Now that we have identified the problems, let’s look at dealing with pressure differently:
- Overwriting documentation can be managed with a simple “why did a therapist need to be in this session” question. If we answer that question, we can justify our presence.
- Signing up for trainings can be an effective way to build our skillset. Don’t stop at the intro training. We don’t have to be specialists in every type of therapy. We don’t even need to know how to work with every population (ex. I don’t work with or know how to work with eating disorders or autism). Our goal is that for the clients we choose to sit across from that we are able to offer them help towards healing. Basic training skills (those learned in graduate school) can often be enough to accomplish this goal. Don’t forget how much simple Rogerian techniques can impact a therapy session.
- Seeking assurance should be done through a collaborative and structured approach. I prefer asking my clients “how do you think we are doing” and “are we working on what needs to be worked on.” Other approaches are through satisfaction surveys that can be discussed in session.

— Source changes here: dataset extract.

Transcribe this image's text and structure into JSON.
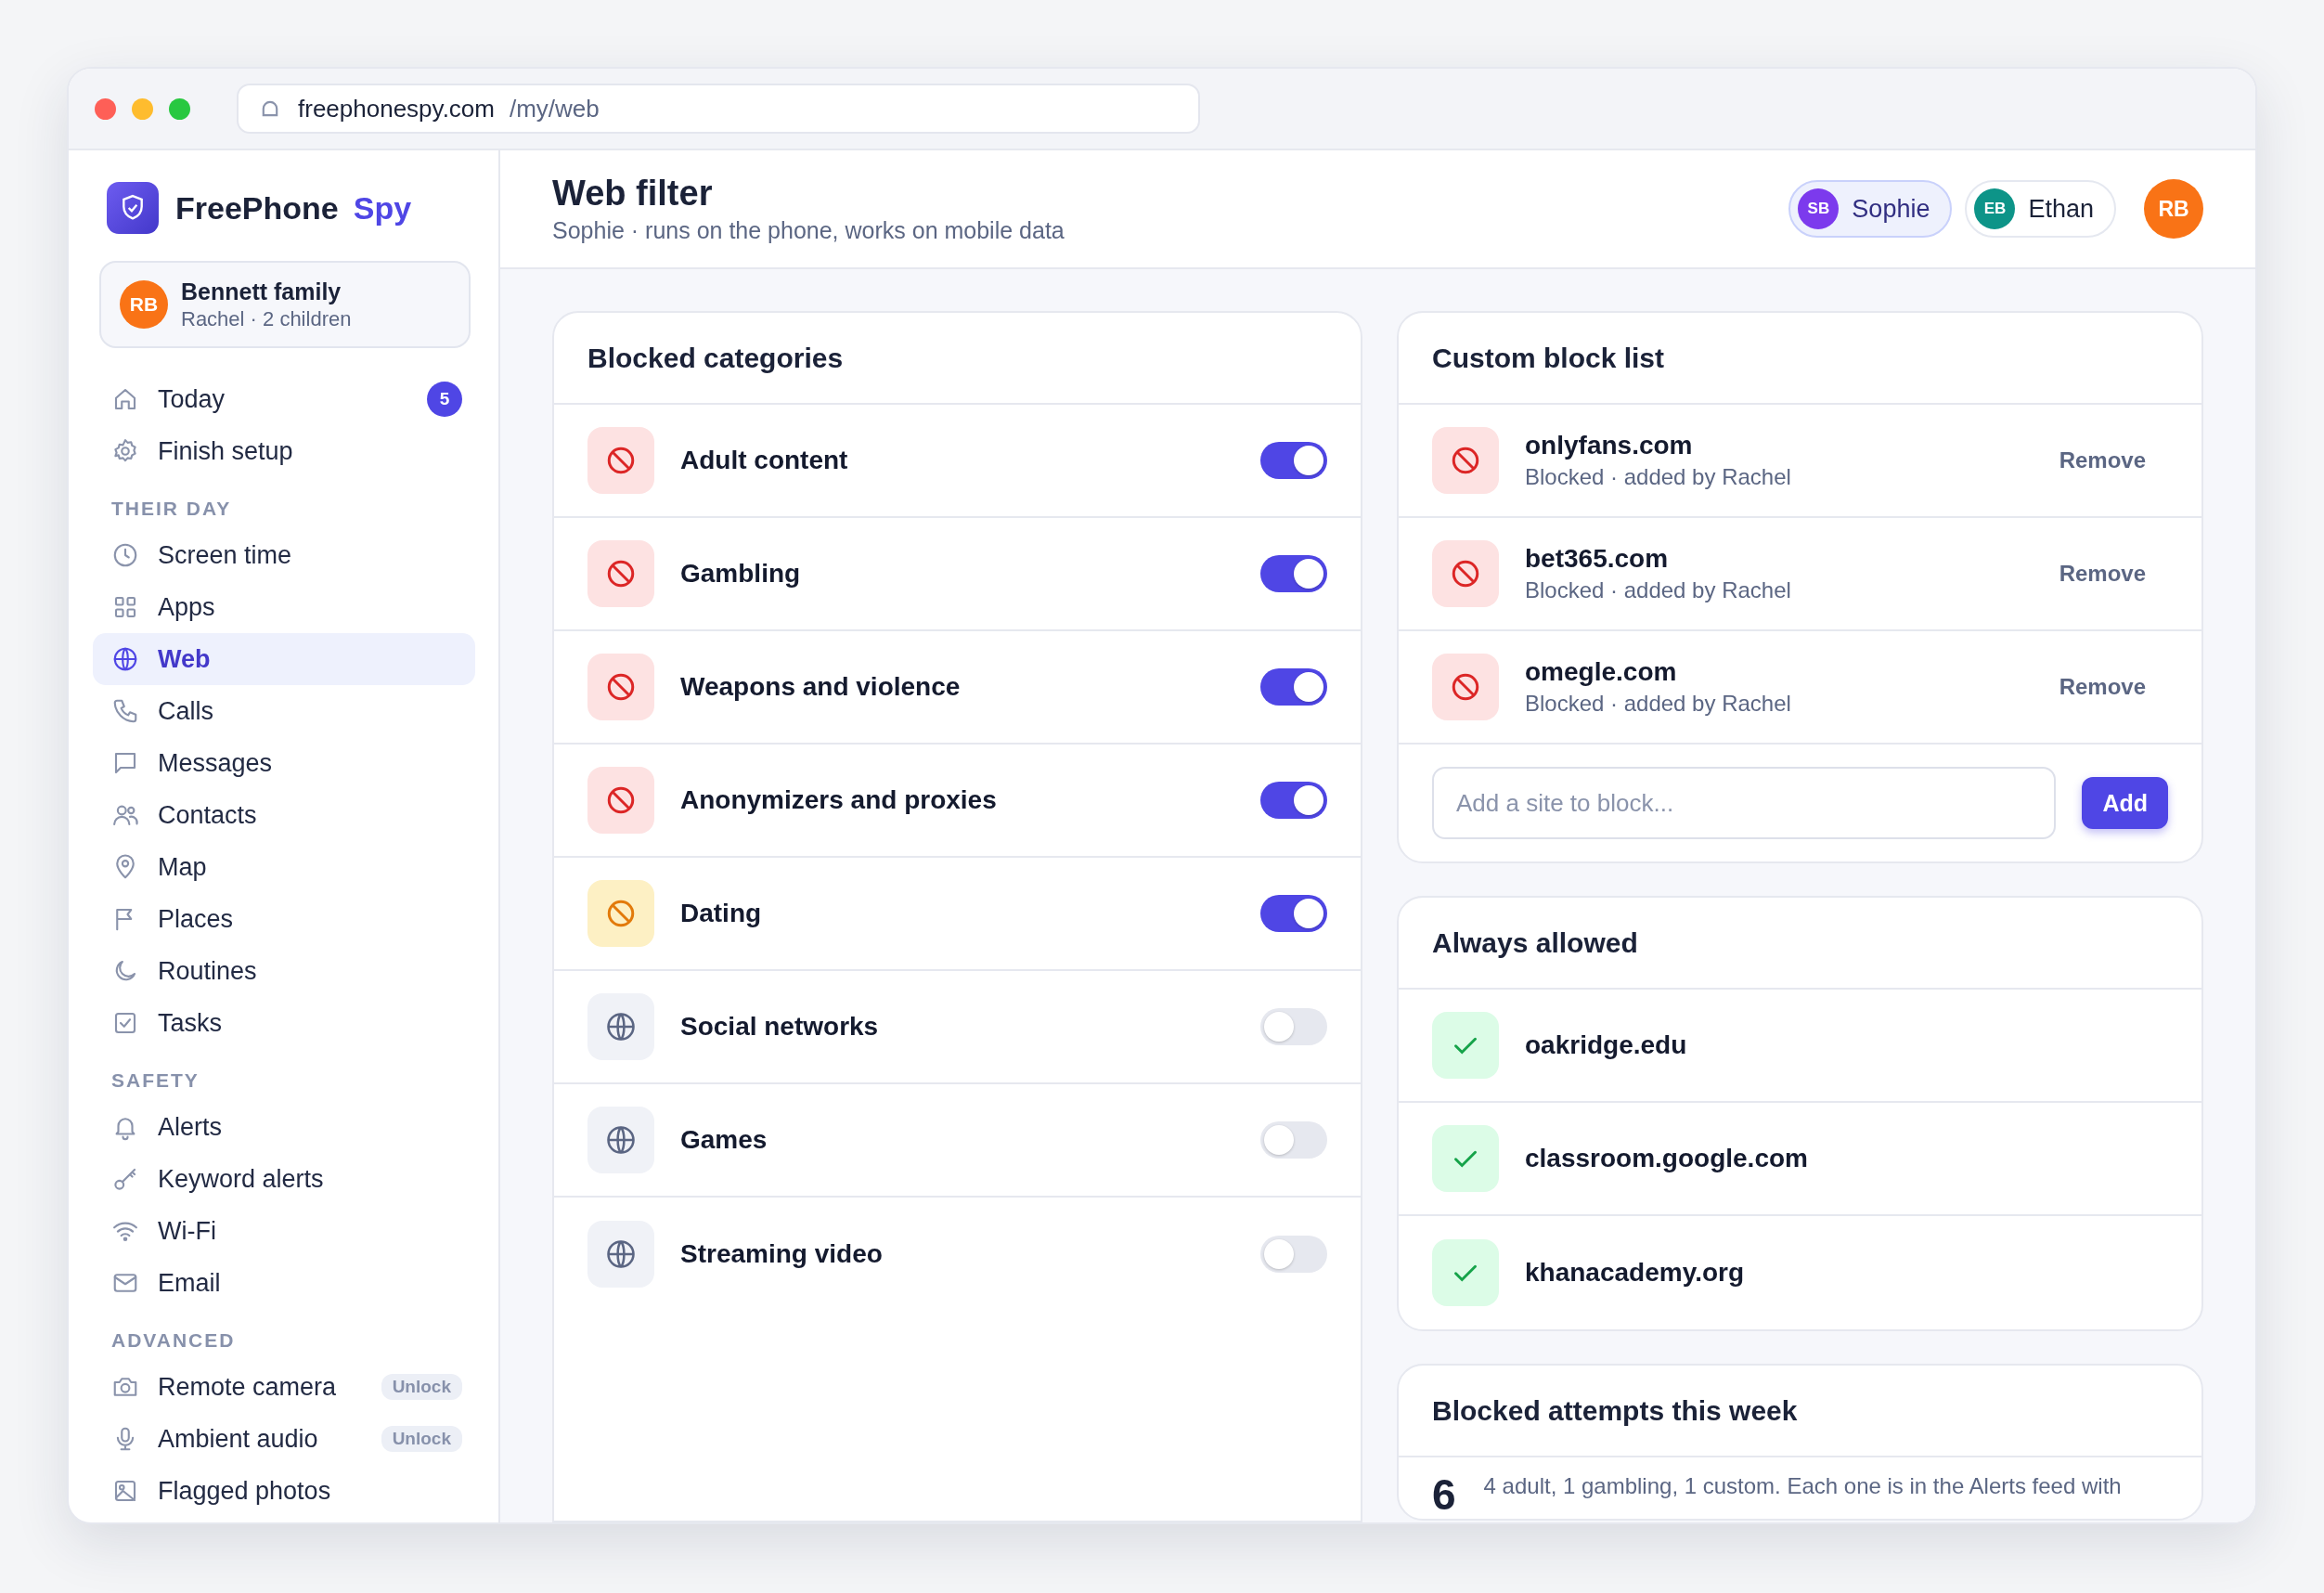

- One other issue that causes pressure is “money guilt.” This would be the level of guilt that therapists feel for charging fees for a client to receive services from them. When a therapist feels like they’re inadequate and are receiving money for services, they can feel pressured to overcompensate. Instead of controlling sessions, flooding clients with homework, and not permitting pace and silence in sessions, we can slow down, breathe through the internal pressure, and remember that a client can get a lifelong change in your session through an accepting glance or a single sentence. Quality over quantity.
Since this isn’t an exhaustive list, if you find yourself struggling with this issue, please seek your own therapy. Every therapist should have their own therapist.
The final area that needs to be addressed is “you are in a career that will require your continued growth throughout your entire career.” You will not be able to give the level of therapy at 23 years old as you will at 73 years old, and that’s okay. As much as you want those 50 years of experience under your belt for the first client of your career, it will only come with time. Even therapists whom you admire were much worse at their jobs early in their career and will be much better than they are now later in their career. In order to adapt to this idea, I think it’s helpful to remember that even the worst player on the team can hit the game winning shot.
- Think back to a client who you had at the first place you ever worked and something you created in the session that helped them. Now think about a client you have now and remember something you did that was impactful. Lastly, think of your future and imagine being able to help a client in a new and different way. As you think of past, present, and future, imagine each version of yourself holding hands as your skills will have changed but the help you offer remained consistent throughout your career.
I hope this blog was helpful for you. I hope that you understand that you’re not alone in your internal pressure. I hope that between this blog, colleagues you can consult with, and your own therapist, you are able to decrease the overcompensation. I hope you see the pitfalls of overcompensation and have identified an approach that feels livable for you in your sessions. I hope you can get away from your own struggles so the help you have to offer doesn’t have to battle through your insecurities. Good luck and keep pushing through.